Archaeological Area

The Stretto district is located 2 kilometers away the town of Partanna on the east side and is made up of a calcarenitic ridge oriented north-southward. The central part of the relief is transversally cut by the provincial road which links up Partanna with Salaparuta and Poggioreale, where is located the excavation produced by the no more working calcarenitic pit.

The ditch has been found in such an altered context, or more precisely the portions which survived to the destruction, witnessing the original complex system.

After the finding, the Soprintendenza BB.CC.AA. of Trapani, has carried out some excavation campaigns which have made possible the recovery of the rocky handiwork and to study the great amount of material recovered inside the filling.

Ceramic, lithic and osteological materials of complex evaluation have been found through a stratigraphic excavation and are currently exposed at the Museo Archeologico della Preistoria del Basso Belice in the Grifeo Castle of Partanna.
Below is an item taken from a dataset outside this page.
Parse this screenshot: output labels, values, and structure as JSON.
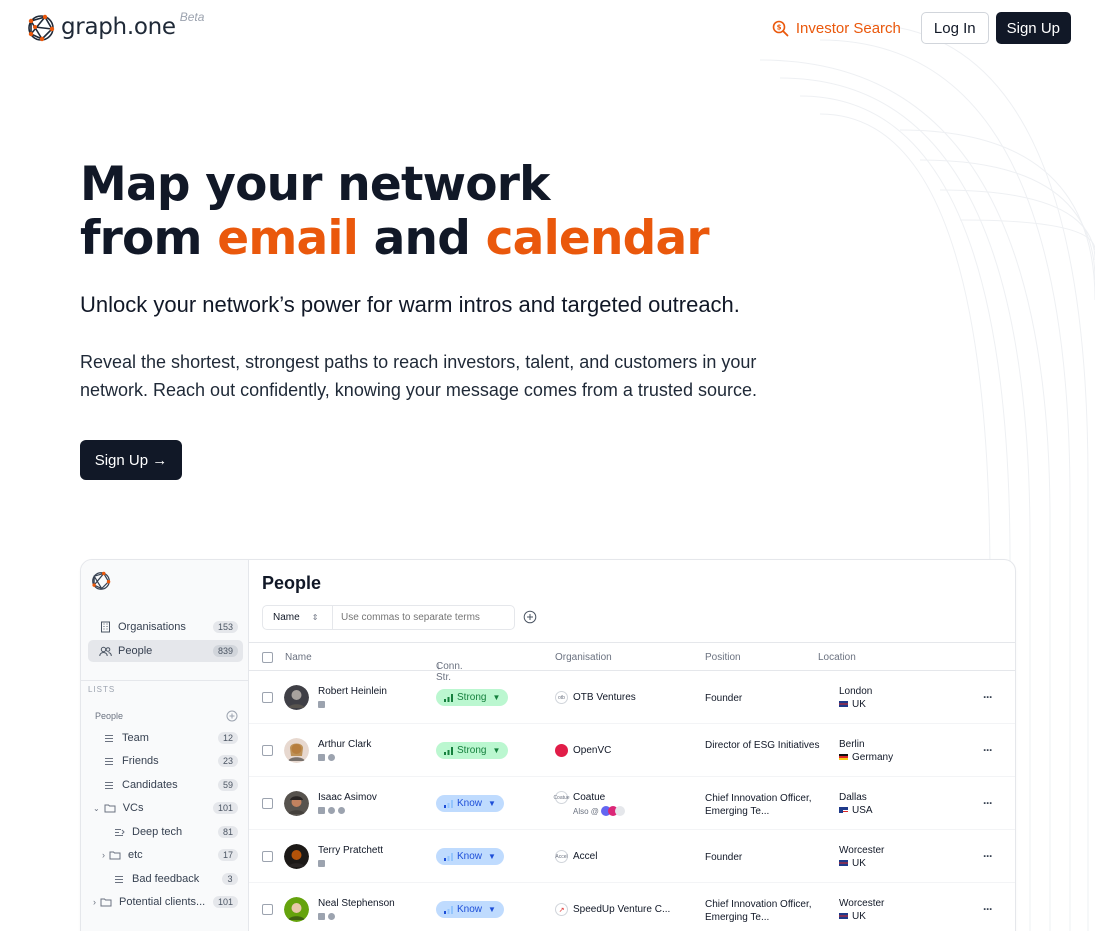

The exploration of the area towards the valley, along the stream of the Binaia torrent, characterized by a luxuriant wild vegetation, has highlighted other parts of the ditch cut into the rock where still flows the water. It seems that such parts of the ditch helped to convey the water, directing them from a preexisting western channel.

Both the existence of this complex structural system and the finds of Stretto witness the presence in the settlement, during the Neolithic Age, of a complex and advanced society endowed with a differentiated and specialized productive structure able to realize great works in the territory and devoted to agriculture and to cultural exchanges.

Within the area there is also a wide rocky necropolis with many graves excavated into the calcarenitic sidewalls of the hill dating back to the Bronze Age. Other similar necropolis complexes can be found in the neighbouring districts and all over the municipal territory, which findings cover a wide ark of time of the Sicilian Prehistory. In spite of the frequent violations of the graves by the smugglers, it has been possible to recover a significant ceramic outfit dating back to the Bronze Age as well as an interesting specimen of a skull which underwent a drill while was still in life – a common medical practice attested in ancient time – among the burials present in the T1 grave.